To put it in perspective, scrypt requires approximately 1000 times the memory of bcrypt to achieve a comparable level of defense against GPU based attacks (again, for password storage). On one hand, that's still fine, as bcrypt uses 4kb, which means the equivalent effective scrypt protection occurs at 4mb. And considering the recommended settings are in the 16mb range, that should be clear that scrypt is definitively stronger than bcrypt.

This proves that scrypt is demonstrably weaker than bcrypt for password storage when using memory settings under 4mb. This is why the recommendations are 16mb or higher. If you're using 16+mb of memory in scrypt (p=1, r=8 and N=2^14, or p=1, r=1 and N=17), you are fine.

So Scrypt Is Still Secure

As I indicated before, scrypt is still very much secure.
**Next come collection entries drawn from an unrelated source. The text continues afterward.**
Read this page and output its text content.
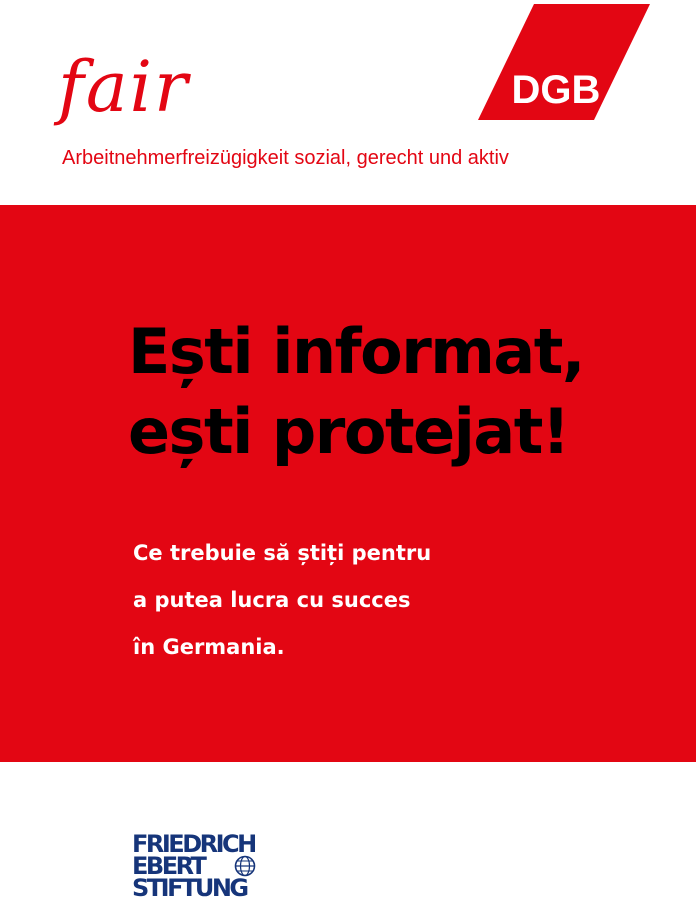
fair
Arbeitnehmerfreizügigkeit sozial, gerecht und aktiv
DGB
Ești informat,
ești protejat!
Ce trebuie să știți pentru
a putea lucra cu succes
în Germania.
FRIEDRICH
EBERT
STIFTUNG
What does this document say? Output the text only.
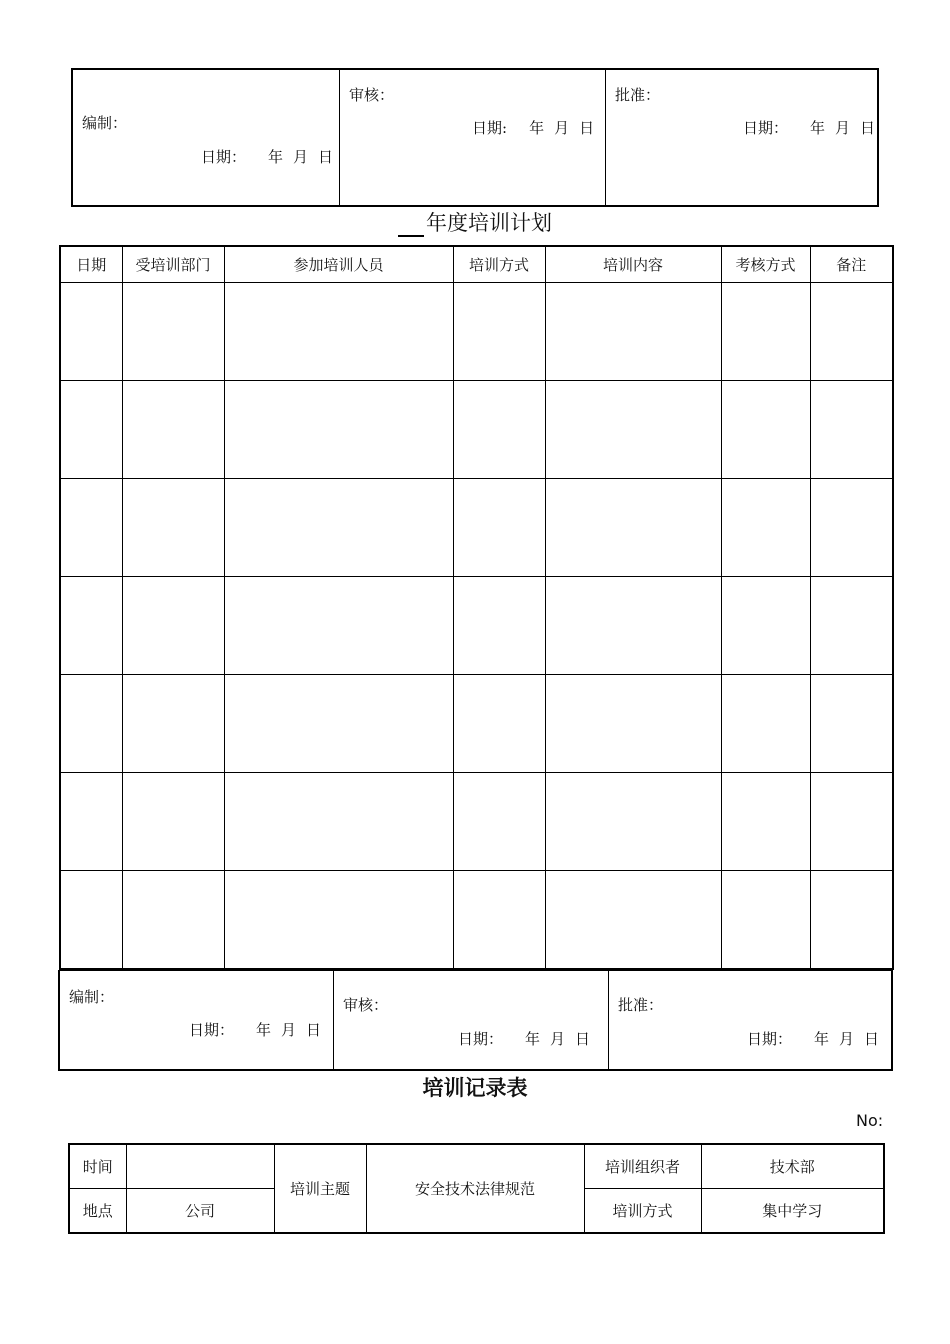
编制：
日期： 年 月 日
审核：
日期: 年 月 日
批准：
日期： 年 月 日
年度培训计划
日期	受培训部门	参加培训人员	培训方式	培训内容	考核方式	备注

编制：
日期： 年 月 日
审核：
日期： 年 月 日
批准：
日期： 年 月 日
培训记录表
No:
时间		培训主题	安全技术法律规范	培训组织者	技术部
地点	公司			培训方式	集中学习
The point that I want to make clear is that it was not explicitly designed for password storage, and it wasn't designed to mitigate the risks of GPU based attacks. Couple that with often-weak settings and you can wind up in a situation where you're significantly weaker than today.

And that's why I don't recommend it for password storage. Bcrypt is well understood, supported and tested.

I want to make one thing clear, as a Key Derivation Function, it is still very much useful and secure. It's only when used for password storage that I'm talking about.

But Bcrypt Isn't Perfect!

Absolutely not! Bcrypt definitely has issues. One of the most glaring ones is the 72 character password limit. That's definitely an issue (although not a fatal one). On the other hand, as far as I've seen there's been no successful research into defeating bcrypt aside from pure computer horsepower (brute forcing).

The answer is, in my opinion, to stick with bcrypt for now. Encrypt the output using a strong cipher (AES-128-CBC) with a key rotation policy if you have high value passwords.

Cryptographers are currently designing new algorithms specifically for password storage. They are still very early into the process, but there's already been some promising research happening. It'll take a number of years before it completes, but it's progress. Check out the Password Hashing Competition.

So that's why I don't recommend production systems switch to scrypt today.